Darl McBride, Ceo della società californiana, ha indirizzato una lettera aperta, nella quale critica tutto il modello free e avanza dubbi di legalità su tutto, da Linux a Gpl.
10 settembre 2003 La sfida di Sco al mondo open source continua, nonostante le critiche ricevute e le perplessità avanzate da più di un analista. Il Ceo della società, Darl McBride, ha scritto una lettera aperta alla comunità “rivale”, per invitarla a cambiare modello di business e gli concetti-base che ne hanno fin qui ispirato l’operato.

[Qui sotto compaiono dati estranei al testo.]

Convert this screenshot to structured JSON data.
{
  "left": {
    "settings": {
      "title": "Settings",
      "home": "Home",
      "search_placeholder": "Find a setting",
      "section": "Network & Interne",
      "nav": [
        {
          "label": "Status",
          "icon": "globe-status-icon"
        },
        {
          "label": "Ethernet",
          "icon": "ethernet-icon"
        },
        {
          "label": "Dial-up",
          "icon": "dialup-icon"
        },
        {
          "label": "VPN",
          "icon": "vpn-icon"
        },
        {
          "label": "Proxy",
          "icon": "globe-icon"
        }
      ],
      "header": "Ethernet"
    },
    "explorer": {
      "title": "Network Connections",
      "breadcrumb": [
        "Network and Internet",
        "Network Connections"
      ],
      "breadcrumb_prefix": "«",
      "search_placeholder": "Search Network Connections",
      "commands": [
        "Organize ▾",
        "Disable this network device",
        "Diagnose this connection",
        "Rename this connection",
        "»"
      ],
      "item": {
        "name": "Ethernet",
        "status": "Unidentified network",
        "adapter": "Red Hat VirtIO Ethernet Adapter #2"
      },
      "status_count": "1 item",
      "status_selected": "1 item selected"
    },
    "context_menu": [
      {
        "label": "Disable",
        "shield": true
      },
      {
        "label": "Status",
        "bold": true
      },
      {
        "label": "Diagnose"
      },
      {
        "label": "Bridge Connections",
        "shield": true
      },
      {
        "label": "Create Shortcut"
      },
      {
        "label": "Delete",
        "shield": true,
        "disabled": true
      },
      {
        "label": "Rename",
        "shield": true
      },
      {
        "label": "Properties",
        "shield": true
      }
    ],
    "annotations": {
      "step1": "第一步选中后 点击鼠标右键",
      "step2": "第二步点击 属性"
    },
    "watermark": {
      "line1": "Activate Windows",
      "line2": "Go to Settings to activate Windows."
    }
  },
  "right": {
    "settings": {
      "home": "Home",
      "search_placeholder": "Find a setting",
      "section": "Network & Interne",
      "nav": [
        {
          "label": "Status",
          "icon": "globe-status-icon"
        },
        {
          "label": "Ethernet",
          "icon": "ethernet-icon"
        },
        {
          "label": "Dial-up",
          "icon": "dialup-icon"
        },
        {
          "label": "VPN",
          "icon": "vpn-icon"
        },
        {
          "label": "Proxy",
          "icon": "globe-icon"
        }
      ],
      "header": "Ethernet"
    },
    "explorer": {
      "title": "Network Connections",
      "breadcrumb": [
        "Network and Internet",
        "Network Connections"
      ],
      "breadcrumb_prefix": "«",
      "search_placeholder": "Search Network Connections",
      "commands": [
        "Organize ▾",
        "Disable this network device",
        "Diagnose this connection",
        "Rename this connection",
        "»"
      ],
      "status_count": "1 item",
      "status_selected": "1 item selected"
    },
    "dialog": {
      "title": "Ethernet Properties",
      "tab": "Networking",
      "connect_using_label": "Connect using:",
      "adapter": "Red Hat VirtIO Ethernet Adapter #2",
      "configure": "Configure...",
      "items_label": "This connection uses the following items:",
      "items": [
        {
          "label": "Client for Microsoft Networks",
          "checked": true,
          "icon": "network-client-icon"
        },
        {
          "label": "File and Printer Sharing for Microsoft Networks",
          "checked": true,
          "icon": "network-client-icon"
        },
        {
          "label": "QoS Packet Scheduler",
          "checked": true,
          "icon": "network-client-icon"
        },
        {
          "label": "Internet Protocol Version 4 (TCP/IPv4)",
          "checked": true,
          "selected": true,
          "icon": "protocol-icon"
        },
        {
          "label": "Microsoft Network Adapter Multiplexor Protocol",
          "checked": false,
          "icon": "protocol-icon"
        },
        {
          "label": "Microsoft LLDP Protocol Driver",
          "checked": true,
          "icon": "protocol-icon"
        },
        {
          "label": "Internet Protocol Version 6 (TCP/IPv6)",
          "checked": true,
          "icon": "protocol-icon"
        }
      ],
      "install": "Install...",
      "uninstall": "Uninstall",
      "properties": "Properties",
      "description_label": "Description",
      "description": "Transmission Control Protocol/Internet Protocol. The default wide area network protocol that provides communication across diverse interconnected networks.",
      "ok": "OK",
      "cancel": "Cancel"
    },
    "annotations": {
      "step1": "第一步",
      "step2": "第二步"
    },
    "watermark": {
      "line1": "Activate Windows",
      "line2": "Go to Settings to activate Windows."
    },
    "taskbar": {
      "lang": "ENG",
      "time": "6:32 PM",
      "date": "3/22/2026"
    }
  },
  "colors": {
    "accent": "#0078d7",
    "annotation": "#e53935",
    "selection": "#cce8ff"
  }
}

Com’è noto, tutto è partito da un’azione legale avviata da Sco verso Ibm, per violazione di brevetti, oggi salita a un valore di 3 miliardi di dollari. Poi, a cavallo dell’estate, l’offensiva si è estesa a Linux, accusato di contenere codice copiato da Unix System V, nel frattempo passato legalmente sotto il controllo di Sco. La società ha contestato la validità della General Publica License (Gpl), proponendo agli utenti che l’abbiano sottoscritta il passaggio a Unix, tramite il pagamento di una licenza da 700 dollari per server, pena citazione in tribunale. La comunità open source ha reagito negativamente alle accuse, ma c’è anche chi ha trasceso, come un avvocato (non si sa altro, per ora), che ha sottoposto Sco ad attacchi alla sicurezza di tipo “denial of service”.
McBride si è attaccato a quest’ultima provocazione per denigrare di nuovo la comunità e ha aggiunto che Bruce Perens, tra i leader di questo mondo “libero”, ha ammesso qualche “passaggio” di codice da Unix System V a Linux. In realtà, Perens avrebbe confermato la cosa, ma legandola a un «errore di programmazione» (nato in casa Sgi, che aveva una licenza del System V, ma solo per uso “interno”), in seguito rimosso proprio per evitare una copia illegale. Non solo, ma lo sviluppatore avrebbe contestato gli esempi (due, per esattezza) di “furto” forniti da Sco, sostenendo che uno non è di loro proprietà o e l’altro deriva da una licenza d’uso perfettamente valida.
Nella sua ultima lettera, McBride sostiene che comunque il codice passato per Sgi e poi finito in Linux basta per avanzare dubbi concreti sulla proprietà intellettuale del sistema operativo open source. Ovviamente, la comunità ha subito ribadito di effettuare controlli costanti sul codice e di sentirsi con la coscienza a posto. Il Ceo di Sco entra anche nel merito del modello di business “aperto”, sostenendo che esso «genera beneficio solo per i grandi vendor, che vendono hardware e servizi costosi e non per Linux stesso. Diverse aziende specializzate hanno fallito e altre stanno lottando per sopravvivere. Poche, invece, sono quelle profittevoli». Il manager ha sfidato il mondo open source a trovare un modello capace di offrire maggiore affidabilità agli utenti aziendali, ritenendo che l’unica strategia vincente sia legata alla proprietà intellettuale.